OK, so I’m a few days late with the whole ‘look back at 2010/look forward to 2011’ blog-post thing.
But for my first post of the new year, I can’t help but write some more about the two big natural disasters of the past 12 months – the earthquake in Haiti and the flooding in Pakistan – and how photography and photojournalists are playing a part in telling some of the many complicated, tragic and inspiring human stories in both places.
I visited Haiti in late June 2010, nearly six months after the devastating January earthquake. It was deeply disturbing to see at first-hand the destruction that the quake had caused, and the conditions that it has left over 1 million people living in. But it was also hugely humbling to meet some of those people and realise their absolute determination to rebuild their lives, to not be defeated by the disaster that had befallen them.
I also met with some of the many humanitarian workers with international charities such as Oxfam, Handicap International, Merlin and ACTED, working in Port-au-Prince, Leogane and Petit-Goave. Some of them had been in Haiti when the earthquake struck; others had arrived in the days and weeks following. They had all clearly been working tirelessly since then to try and help alleviate some of the suffering – in the face of aftershocks, desperation, fear and the threat of disease. Many of them are still there now, trying to help contain the recent cholera outbreak. They too have my utmost respect and admiration.
But photojournalists, photography, video and the internet have also played a huge role in telling the story of Haiti over the past 12 months – stories of both those who survived the quake and of those who are trying to help them. Some of the first images to emerge of the immediate aftermath of the earthquake did so via Twitter, taken by the Haitian photojournalist Daniel Morel. This simple act of trying to get a story out would in itself have potentially huge repercussions for the relationship between photography and the internet. See my earlier post on this here.
Morel’s pictures were followed swiftly by the world’s media descending on the country, and staying for a few weeks, maybe a month. But after the search and rescue phase had finished, when there was no more chance of any miracle survival stories, the media quickly moved on, for a while at least. Two months, three months, six months-on ‘anniversaries’, quickly became somewhat macabre dates in the media calendar.
But some (many, even) photojournalists have stayed in Haiti, or repeatedly gone back, and have done great work in trying to keep the story in the news, as it so rightly should be. Many of them have worked with charities and NGOs, documenting the work that they are doing. Some of those NGOs have been trying to empower Haitians themselves through using photography, trying to give them a direct voice to the world and a rightful say in how they are represented. The Citizen Haiti Voices of the Voiceless project is one such example. Peter Beaumont and Mustafa Khalili’s multimedia presentation for the Guardian was another standout report. As we approach a year on from the earthquake, we will hopefully see other similar approaches. The story in Haiti is far from over.
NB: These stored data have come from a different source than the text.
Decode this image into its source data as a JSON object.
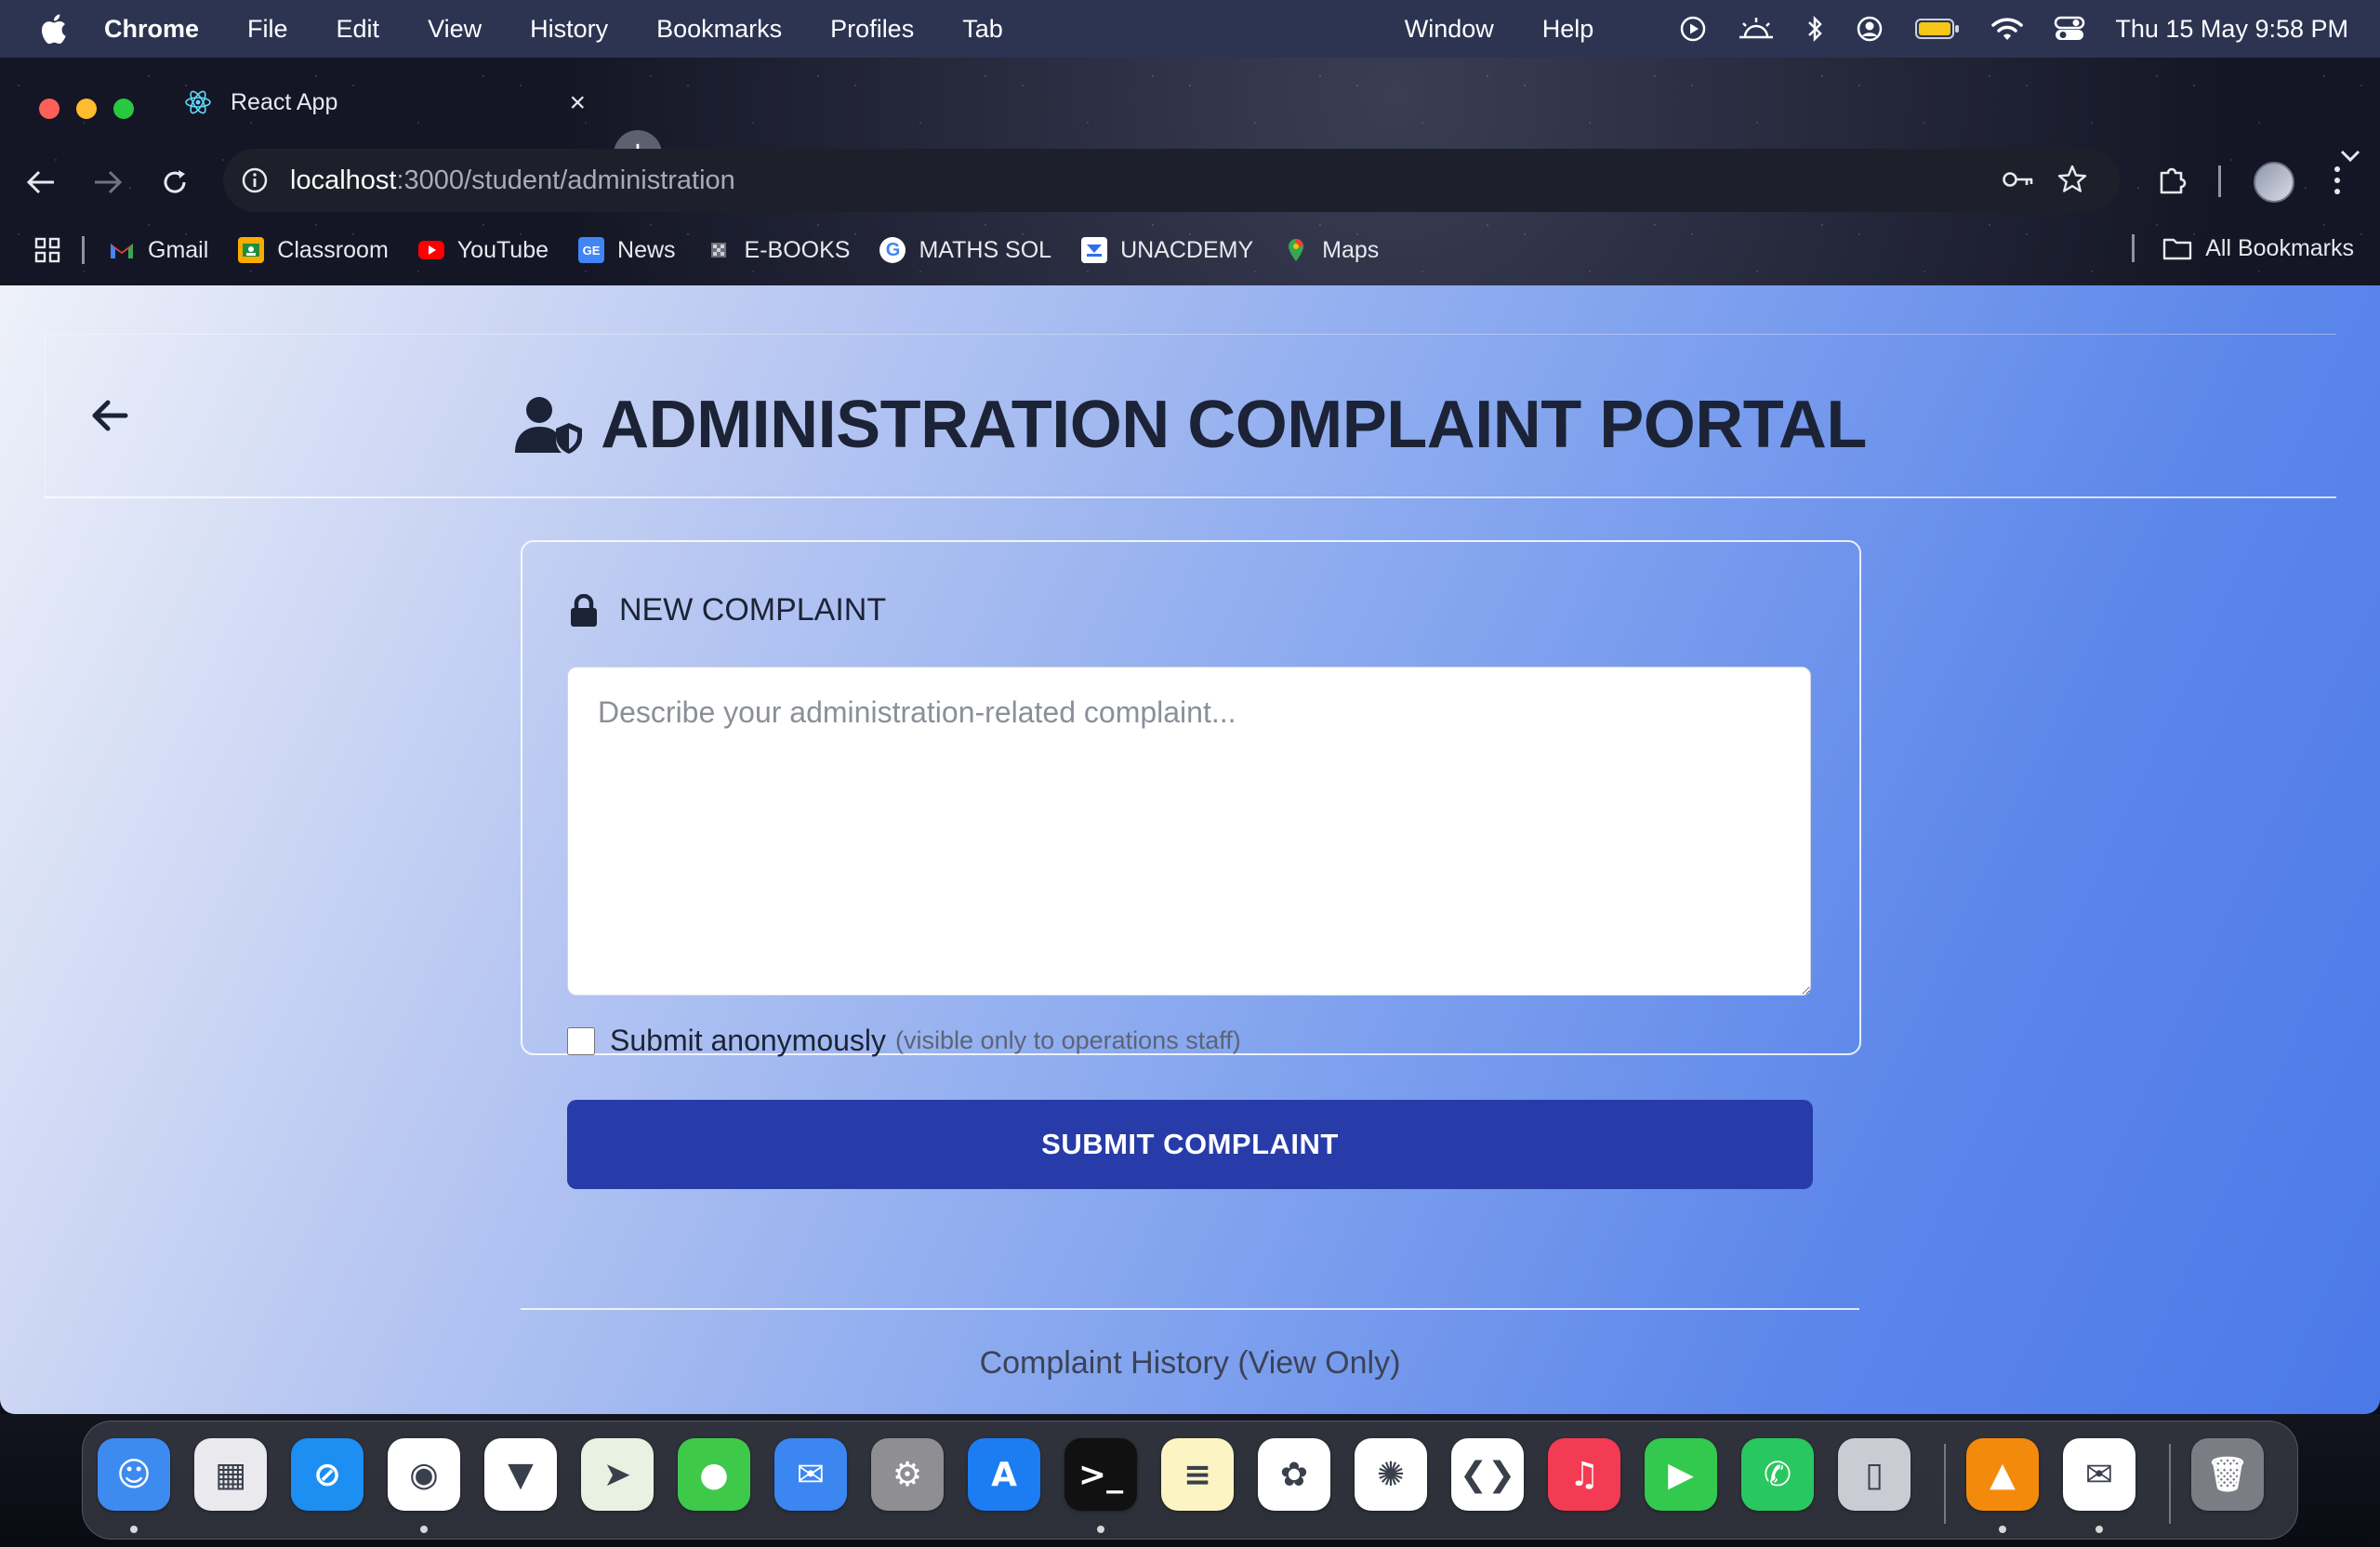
{
  "menubar": {
    "app_name": "Chrome",
    "items": [
      "File",
      "Edit",
      "View",
      "History",
      "Bookmarks",
      "Profiles",
      "Tab"
    ],
    "items_right": [
      "Window",
      "Help"
    ],
    "clock": "Thu 15 May  9:58 PM",
    "status_icons": [
      "play-circle-icon",
      "brightness-icon",
      "bluetooth-icon",
      "user-circle-icon",
      "battery-icon",
      "wifi-icon",
      "control-center-icon"
    ]
  },
  "browser": {
    "tab_title": "React App",
    "url_host": "localhost",
    "url_path": ":3000/student/administration",
    "bookmarks": [
      {
        "label": "Gmail",
        "icon": "gmail-icon",
        "color": "#ea4335"
      },
      {
        "label": "Classroom",
        "icon": "classroom-icon",
        "color": "#f9ab00"
      },
      {
        "label": "YouTube",
        "icon": "youtube-icon",
        "color": "#ff0000"
      },
      {
        "label": "News",
        "icon": "news-icon",
        "color": "#4285f4"
      },
      {
        "label": "E-BOOKS",
        "icon": "ebooks-icon",
        "color": "#8a8a8a"
      },
      {
        "label": "MATHS SOL",
        "icon": "google-icon",
        "color": "#ffffff"
      },
      {
        "label": "UNACDEMY",
        "icon": "unacademy-icon",
        "color": "#2e6ff2"
      },
      {
        "label": "Maps",
        "icon": "maps-icon",
        "color": "#34a853"
      }
    ],
    "all_bookmarks": "All Bookmarks"
  },
  "page": {
    "title": "ADMINISTRATION COMPLAINT PORTAL",
    "form": {
      "heading": "NEW COMPLAINT",
      "complaint_placeholder": "Describe your administration-related complaint...",
      "complaint_value": "",
      "anonymous_label": "Submit anonymously",
      "anonymous_note": "(visible only to operations staff)",
      "anonymous_checked": false,
      "submit_label": "SUBMIT COMPLAINT"
    },
    "history_heading": "Complaint History (View Only)"
  },
  "colors": {
    "accent": "#273ca8",
    "title_text": "#1c2336",
    "gradient_start": "#eef1f9",
    "gradient_end": "#4b79e8"
  },
  "dock": {
    "apps": [
      {
        "name": "finder-icon",
        "color": "#3d8bf0",
        "running": true
      },
      {
        "name": "launchpad-icon",
        "color": "#e9e9ee",
        "running": false
      },
      {
        "name": "safari-icon",
        "color": "#1d8ef2",
        "running": false
      },
      {
        "name": "chrome-icon",
        "color": "#ffffff",
        "running": true
      },
      {
        "name": "brave-icon",
        "color": "#ffffff",
        "running": false
      },
      {
        "name": "maps-app-icon",
        "color": "#e9f1e2",
        "running": false
      },
      {
        "name": "messages-icon",
        "color": "#3fc94a",
        "running": false
      },
      {
        "name": "mail-icon",
        "color": "#3b86f1",
        "running": false
      },
      {
        "name": "system-settings-icon",
        "color": "#8e8e93",
        "running": false
      },
      {
        "name": "app-store-icon",
        "color": "#1c7cf2",
        "running": false
      },
      {
        "name": "terminal-icon",
        "color": "#111111",
        "running": true
      },
      {
        "name": "notes-icon",
        "color": "#fdf4c4",
        "running": false
      },
      {
        "name": "photos-icon",
        "color": "#ffffff",
        "running": false
      },
      {
        "name": "chatgpt-icon",
        "color": "#ffffff",
        "running": false
      },
      {
        "name": "vscode-icon",
        "color": "#ffffff",
        "running": false
      },
      {
        "name": "music-icon",
        "color": "#f43b54",
        "running": false
      },
      {
        "name": "facetime-icon",
        "color": "#33c94f",
        "running": false
      },
      {
        "name": "whatsapp-icon",
        "color": "#29c760",
        "running": false
      },
      {
        "name": "iphone-mirroring-icon",
        "color": "#c9ccd3",
        "running": false
      },
      {
        "name": "vlc-icon",
        "color": "#f48a0b",
        "running": true
      },
      {
        "name": "airmail-icon",
        "color": "#ffffff",
        "running": true
      },
      {
        "name": "trash-icon",
        "color": "#7a7d84",
        "running": false
      }
    ]
  }
}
Pakistan: a ‘slow-motion tsunami’
In late July, just a few weeks after the six-months-on point from the Haiti earthquake, the world was facing up to the flooding in Pakistan – a new, slow-motion humanitarian challenge that would dwarf Haiti many times over, as 10 years worth of rain fell on northern Pakistan in just a few days. Over the next few weeks, as the flood waters moved south through Pakistan’s rivers, overwhelming them, more than 20 million people were affected – most of them forced to leave their homes, many of them losing everything they owned in the process.
Fast forward to December and I found myself in Sindh province, surrounded by a seemingly endless lake – a lake that is in fact thousands upon thousands of fields that are still flooded, some five months on from the initial rainfall. Although many people have now returned to their communities, the reality is that hundreds of thousands of buildings have been destroyed, simply washed away by the power of the water. Vital land for growing rice, wheat and other crops is saturated and still flooded. It is almost impossible to convey the scale of this disaster in words – or pictures for that matter.
But the need for photography to bear witness to Pakistan’s plight is arguably greater than even in Haiti, and photographers such as Alixandra Fazzina, Asim Rafiqui and Gideon Mendel are trying to do just that. In particular, Mendel’s powerful seven-minute film, produced in conjunction with ActionAid, stands out here for the fact that that it features not one single human voice, but still holds your attention, demands it even. I’ve embedded a slightly shorter four-minute long version above.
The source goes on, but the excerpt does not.